HIV's Hidden Victims
Claudia Pena keeps three votive candles burning in her Cudahy apartment -- one for each of her children and one for herself.
Every day, she says, she prays to stay well enough to care for Jessica and Christopher, at least until they can care for themselves.
"I don't ask for much else," she says.
This is not the life she had expected. Like many illegal immigrants, she lived with the fear of being deported. But she was healthy. Her days were consumed with work, and hope for her children's success.
She and her boyfriend, Jesus Castillo, met as teenagers soon after she came to the U.S. from El Salvador. They were high school sweethearts. They lived together for more than 10 years and started a family. She worked the register in a doughnut shop. He cleaned carpets, although he had a drug problem.

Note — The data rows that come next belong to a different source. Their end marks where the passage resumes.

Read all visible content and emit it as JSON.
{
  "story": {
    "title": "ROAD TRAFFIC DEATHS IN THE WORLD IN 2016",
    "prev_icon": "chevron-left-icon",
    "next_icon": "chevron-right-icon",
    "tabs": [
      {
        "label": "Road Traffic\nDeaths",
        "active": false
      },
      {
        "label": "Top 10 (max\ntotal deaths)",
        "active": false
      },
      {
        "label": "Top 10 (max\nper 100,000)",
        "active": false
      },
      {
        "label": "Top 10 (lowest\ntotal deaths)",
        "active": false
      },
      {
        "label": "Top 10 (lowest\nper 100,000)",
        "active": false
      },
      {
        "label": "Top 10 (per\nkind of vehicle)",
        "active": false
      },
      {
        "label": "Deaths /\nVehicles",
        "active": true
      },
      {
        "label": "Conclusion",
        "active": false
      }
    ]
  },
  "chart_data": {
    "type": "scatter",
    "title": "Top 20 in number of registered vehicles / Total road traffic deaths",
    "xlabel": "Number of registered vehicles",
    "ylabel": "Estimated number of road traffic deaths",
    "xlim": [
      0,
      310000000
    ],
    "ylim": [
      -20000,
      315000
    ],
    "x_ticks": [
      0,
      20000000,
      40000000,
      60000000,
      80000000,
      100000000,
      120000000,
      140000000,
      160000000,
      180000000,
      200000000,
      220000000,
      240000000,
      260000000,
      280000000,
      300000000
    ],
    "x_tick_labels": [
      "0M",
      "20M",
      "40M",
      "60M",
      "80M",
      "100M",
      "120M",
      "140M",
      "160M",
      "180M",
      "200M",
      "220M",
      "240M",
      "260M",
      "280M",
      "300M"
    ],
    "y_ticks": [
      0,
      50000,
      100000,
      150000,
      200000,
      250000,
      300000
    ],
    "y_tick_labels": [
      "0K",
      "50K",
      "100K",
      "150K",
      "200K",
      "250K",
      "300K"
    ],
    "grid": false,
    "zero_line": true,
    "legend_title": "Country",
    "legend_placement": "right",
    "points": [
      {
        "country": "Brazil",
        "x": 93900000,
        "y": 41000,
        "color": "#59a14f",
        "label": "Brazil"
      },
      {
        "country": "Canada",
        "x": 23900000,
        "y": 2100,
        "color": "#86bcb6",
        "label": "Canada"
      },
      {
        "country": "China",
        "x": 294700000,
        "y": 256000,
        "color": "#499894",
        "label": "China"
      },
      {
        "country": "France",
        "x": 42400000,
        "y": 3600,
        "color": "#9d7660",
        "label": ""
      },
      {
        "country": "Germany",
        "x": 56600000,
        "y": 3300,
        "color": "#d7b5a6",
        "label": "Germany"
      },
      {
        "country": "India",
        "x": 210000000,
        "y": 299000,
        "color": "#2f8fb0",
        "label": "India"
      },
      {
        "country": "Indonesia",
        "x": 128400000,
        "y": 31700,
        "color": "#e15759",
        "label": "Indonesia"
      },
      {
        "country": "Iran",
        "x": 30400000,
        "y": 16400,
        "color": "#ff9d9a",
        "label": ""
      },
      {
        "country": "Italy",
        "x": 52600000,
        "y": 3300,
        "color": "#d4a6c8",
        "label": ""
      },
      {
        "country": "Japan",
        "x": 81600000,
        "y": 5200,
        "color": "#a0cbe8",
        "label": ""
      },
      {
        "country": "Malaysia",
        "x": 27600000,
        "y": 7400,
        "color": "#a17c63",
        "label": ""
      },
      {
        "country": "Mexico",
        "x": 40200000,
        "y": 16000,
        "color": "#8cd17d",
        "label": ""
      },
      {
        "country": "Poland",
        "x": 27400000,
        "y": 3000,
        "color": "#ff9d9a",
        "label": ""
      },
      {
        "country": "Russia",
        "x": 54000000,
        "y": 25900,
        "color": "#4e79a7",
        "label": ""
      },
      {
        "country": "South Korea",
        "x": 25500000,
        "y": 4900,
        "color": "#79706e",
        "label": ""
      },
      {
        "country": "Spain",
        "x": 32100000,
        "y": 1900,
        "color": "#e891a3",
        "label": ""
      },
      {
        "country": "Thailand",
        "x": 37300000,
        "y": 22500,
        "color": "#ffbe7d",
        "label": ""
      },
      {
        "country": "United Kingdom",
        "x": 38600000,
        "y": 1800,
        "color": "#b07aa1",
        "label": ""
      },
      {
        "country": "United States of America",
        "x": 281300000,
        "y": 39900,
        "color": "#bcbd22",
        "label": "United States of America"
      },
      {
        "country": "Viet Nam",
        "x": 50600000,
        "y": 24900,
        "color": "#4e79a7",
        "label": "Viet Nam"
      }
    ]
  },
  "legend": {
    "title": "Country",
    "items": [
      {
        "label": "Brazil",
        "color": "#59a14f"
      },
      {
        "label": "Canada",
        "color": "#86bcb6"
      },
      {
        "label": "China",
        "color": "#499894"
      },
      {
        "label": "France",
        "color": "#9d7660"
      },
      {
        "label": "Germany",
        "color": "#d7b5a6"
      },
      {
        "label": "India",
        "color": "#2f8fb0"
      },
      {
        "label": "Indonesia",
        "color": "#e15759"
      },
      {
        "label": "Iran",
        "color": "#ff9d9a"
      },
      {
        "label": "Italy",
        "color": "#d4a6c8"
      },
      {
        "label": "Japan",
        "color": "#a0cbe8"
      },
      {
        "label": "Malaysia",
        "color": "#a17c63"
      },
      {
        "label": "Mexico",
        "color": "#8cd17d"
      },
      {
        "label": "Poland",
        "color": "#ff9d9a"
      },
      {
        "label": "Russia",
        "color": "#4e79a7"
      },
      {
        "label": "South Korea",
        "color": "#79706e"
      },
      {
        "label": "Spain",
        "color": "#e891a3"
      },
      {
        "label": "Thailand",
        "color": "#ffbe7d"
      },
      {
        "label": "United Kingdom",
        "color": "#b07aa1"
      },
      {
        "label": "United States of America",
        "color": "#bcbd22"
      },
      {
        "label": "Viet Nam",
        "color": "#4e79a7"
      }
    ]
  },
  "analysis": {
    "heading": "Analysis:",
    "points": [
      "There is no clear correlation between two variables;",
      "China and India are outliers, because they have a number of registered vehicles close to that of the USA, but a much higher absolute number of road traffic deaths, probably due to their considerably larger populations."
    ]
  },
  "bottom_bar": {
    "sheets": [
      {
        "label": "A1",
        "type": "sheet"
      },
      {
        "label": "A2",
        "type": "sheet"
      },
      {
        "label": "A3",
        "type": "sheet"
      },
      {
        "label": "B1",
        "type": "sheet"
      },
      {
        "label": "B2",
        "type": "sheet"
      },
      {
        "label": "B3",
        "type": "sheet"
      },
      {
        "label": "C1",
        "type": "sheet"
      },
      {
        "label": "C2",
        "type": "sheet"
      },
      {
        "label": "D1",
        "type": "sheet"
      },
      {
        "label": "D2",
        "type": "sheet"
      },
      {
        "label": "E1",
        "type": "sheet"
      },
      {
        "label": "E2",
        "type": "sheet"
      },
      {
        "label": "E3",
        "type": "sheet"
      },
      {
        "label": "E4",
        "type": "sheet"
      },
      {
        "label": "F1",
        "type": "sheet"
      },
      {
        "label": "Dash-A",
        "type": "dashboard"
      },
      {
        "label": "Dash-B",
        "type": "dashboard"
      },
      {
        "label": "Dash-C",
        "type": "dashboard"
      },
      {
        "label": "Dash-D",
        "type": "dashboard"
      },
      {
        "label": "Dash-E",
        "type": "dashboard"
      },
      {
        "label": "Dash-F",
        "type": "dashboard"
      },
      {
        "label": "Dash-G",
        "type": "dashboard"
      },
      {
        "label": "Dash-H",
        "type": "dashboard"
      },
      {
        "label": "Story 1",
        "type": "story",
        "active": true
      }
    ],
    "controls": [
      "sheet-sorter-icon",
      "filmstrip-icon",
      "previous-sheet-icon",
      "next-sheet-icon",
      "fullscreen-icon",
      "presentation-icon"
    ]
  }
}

"I wasn't the person who used drugs or slept with other men," Pena said. "I stayed home, went to work and cooked and cleaned for my kids."
On a June morning more than three years ago, her boyfriend came down with a high fever and could barely breathe. Blisters clustered around his mouth.
She took him to the emergency room at Los Angeles County-USC Medical Center, where he was admitted with pneumonia. When she returned to check on him, a doctor asked a surprising question: Had she been tested for HIV?
A few weeks later, at a local health clinic, she learned that she was HIV-positive.
"I knew that my life was not going to be the same anymore," Pena said.
Her mind filled with questions: How long have I been infected? Will I get AIDS? Are my children OK? Who will look after them if I can't?
She thought to herself, This can't be happening to me.
Pena, 34, is one of HIV's hidden victims.
The number of illegal Mexican and Central American immigrants with HIV or AIDS is unknown, in part because researchers rarely ask about immigration status.
But studies of Latinas in general indicate that more and more are being infected with HIV, often by husbands or boyfriends secretly using injection drugs or having sex with other men.
"Latina women are not aware of what their sex partners are involved in," said Juan Ruiz, chief of HIV/AIDS Epidemiology for California's Office of AIDS.
The rate of HIV infection among Latinas in California is about twice the rate among white women. Most are infected by heterosexual partners, according to the Office of AIDS.